A common polymorphism renders the luteinizing hormone receptor protein more active by improving signal peptide function and predicts adverse outcome in breast cancer patients.

CONTEXT: Epidemiological and animal studies indicate a carcinogenic role of estrogens in breast tissue. The pituitary gonadotropin LH is an important regulator of estrogen production in premenopausal women, whereas even in women after menopause, 10-25% of ovarian steroid hormone production is LH dependent.
OBJECTIVE: We hypothesized that an LH receptor (LHR) gene variant may affect LHR function and thereby influence disease outcome in breast cancer patients.
DESIGN: The association of a polymorphic CTCCAG (Leu-Gln) insertion (insLQ), in the signal peptide encoded by exon 1 of the LHR gene with breast cancer risk, (disease-free) survival, and clinicopathological features was studied in a large cohort of 751 breast cancer patients with complete follow-up. Functional analysis of the insLQ-LHR and non-LQ-LHR (no LQ insertion) was carried out using transfection studies.

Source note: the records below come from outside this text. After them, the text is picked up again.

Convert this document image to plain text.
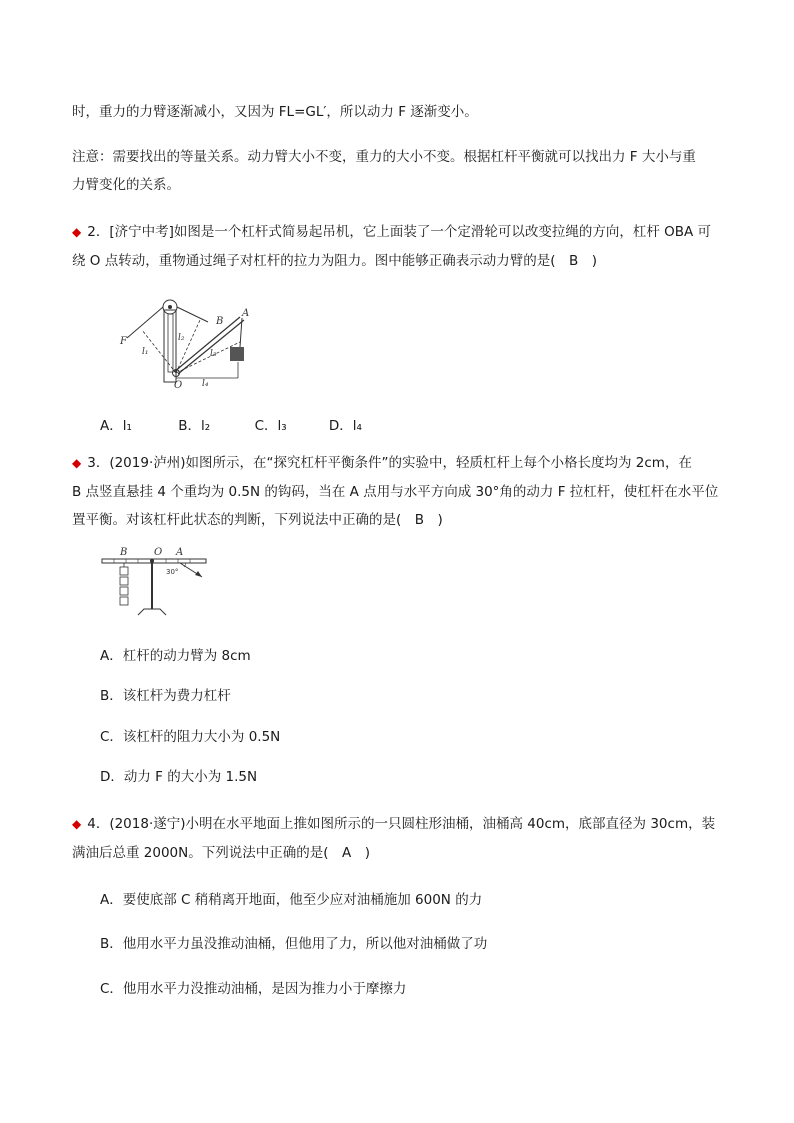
时，重力的力臂逐渐减小，又因为 FL=GL′，所以动力 F 逐渐变小。
注意：需要找出的等量关系。动力臂大小不变，重力的大小不变。根据杠杆平衡就可以找出力 F 大小与重
力臂变化的关系。
◆ 2．[济宁中考]如图是一个杠杆式简易起吊机，它上面装了一个定滑轮可以改变拉绳的方向，杠杆 OBA 可
绕 O 点转动，重物通过绳子对杠杆的拉力为阻力。图中能够正确表示动力臂的是(　B　)
F
O
A
B
l₁
l₂
l₃
l₄
A．l₁	B．l₂	C．l₃	D．l₄
◆ 3．(2019·泸州)如图所示，在“探究杠杆平衡条件”的实验中，轻质杠杆上每个小格长度均为 2cm，在
B 点竖直悬挂 4 个重均为 0.5N 的钩码，当在 A 点用与水平方向成 30°角的动力 F 拉杠杆，使杠杆在水平位
置平衡。对该杠杆此状态的判断，下列说法中正确的是(　B　)
B	O A
30°
A．杠杆的动力臂为 8cm
B．该杠杆为费力杠杆
C．该杠杆的阻力大小为 0.5N
D．动力 F 的大小为 1.5N
◆ 4．(2018·遂宁)小明在水平地面上推如图所示的一只圆柱形油桶，油桶高 40cm，底部直径为 30cm，装
满油后总重 2000N。下列说法中正确的是(　A　)
A．要使底部 C 稍稍离开地面，他至少应对油桶施加 600N 的力
B．他用水平力虽没推动油桶，但他用了力，所以他对油桶做了功
C．他用水平力没推动油桶，是因为推力小于摩擦力
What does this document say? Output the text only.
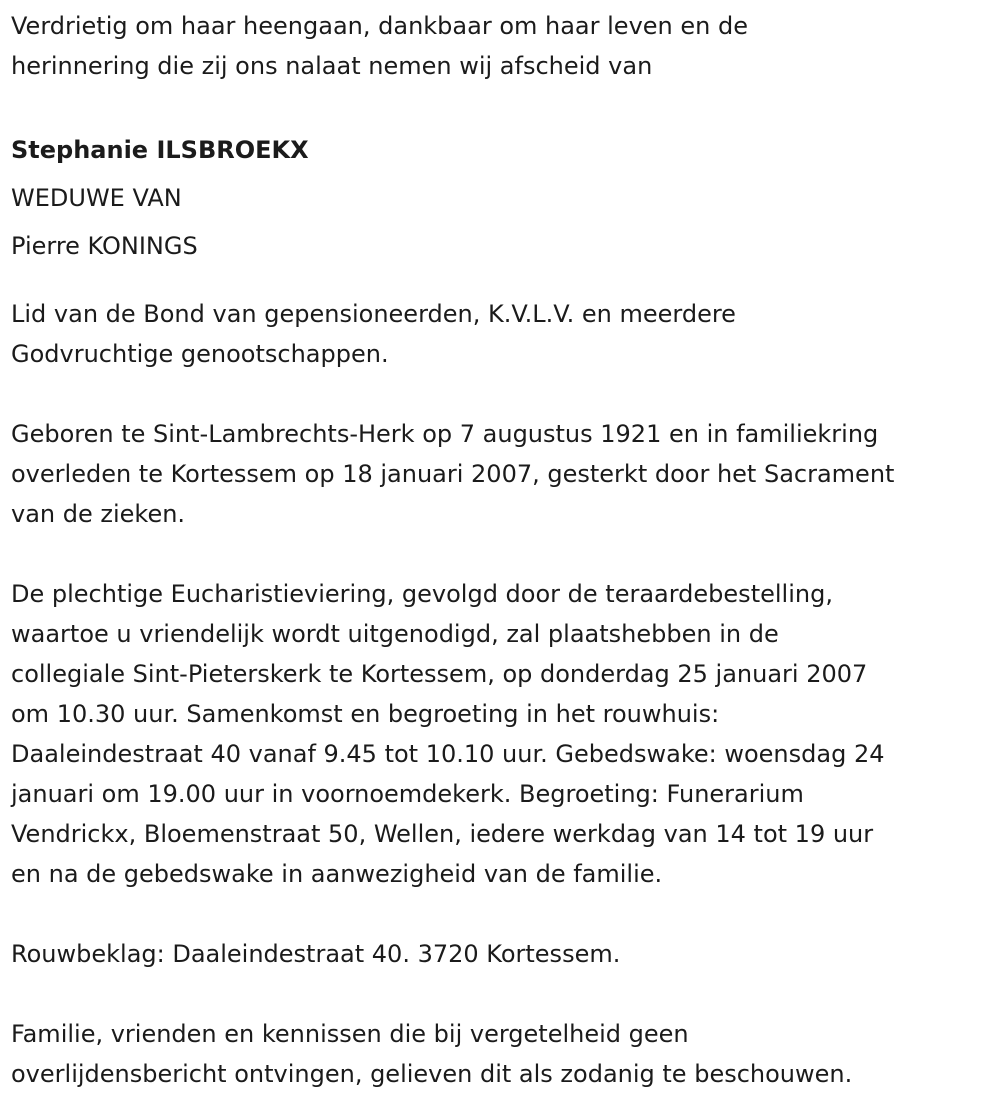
Verdrietig om haar heengaan, dankbaar om haar leven en de
herinnering die zij ons nalaat nemen wij afscheid van
Stephanie ILSBROEKX
WEDUWE VAN
Pierre KONINGS
Lid van de Bond van gepensioneerden, K.V.L.V. en meerdere
Godvruchtige genootschappen.
Geboren te Sint-Lambrechts-Herk op 7 augustus 1921 en in familiekring
overleden te Kortessem op 18 januari 2007, gesterkt door het Sacrament
van de zieken.
De plechtige Eucharistieviering, gevolgd door de teraardebestelling,
waartoe u vriendelijk wordt uitgenodigd, zal plaatshebben in de
collegiale Sint-Pieterskerk te Kortessem, op donderdag 25 januari 2007
om 10.30 uur. Samenkomst en begroeting in het rouwhuis:
Daaleindestraat 40 vanaf 9.45 tot 10.10 uur. Gebedswake: woensdag 24
januari om 19.00 uur in voornoemdekerk. Begroeting: Funerarium
Vendrickx, Bloemenstraat 50, Wellen, iedere werkdag van 14 tot 19 uur
en na de gebedswake in aanwezigheid van de familie.
Rouwbeklag: Daaleindestraat 40. 3720 Kortessem.
Familie, vrienden en kennissen die bij vergetelheid geen
overlijdensbericht ontvingen, gelieven dit als zodanig te beschouwen.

RESULTS: We found a significant association between the insLQ-LHR and a shorter disease-free survival (hazard ratio, 1.34; confidence interval, 1.11-1.63; P = 0.003). The mechanism of the effect of insLQ on LHR function involves increased receptor sensitivity (insLQ-LHR has a 1.9 times lower EC(50) than non-LQ-LHR; P = 0.02) and plasma membrane expression (insLQ-LHR has 1.4 times higher B(max); P = 0.0006) rendering the insLQ-LHR allele more active.
CONCLUSIONS: The insLQ polymorphism increases LHR activity, thereby shortening breast cancer disease-free survival, probably by increasing estrogen exposure in female carriers.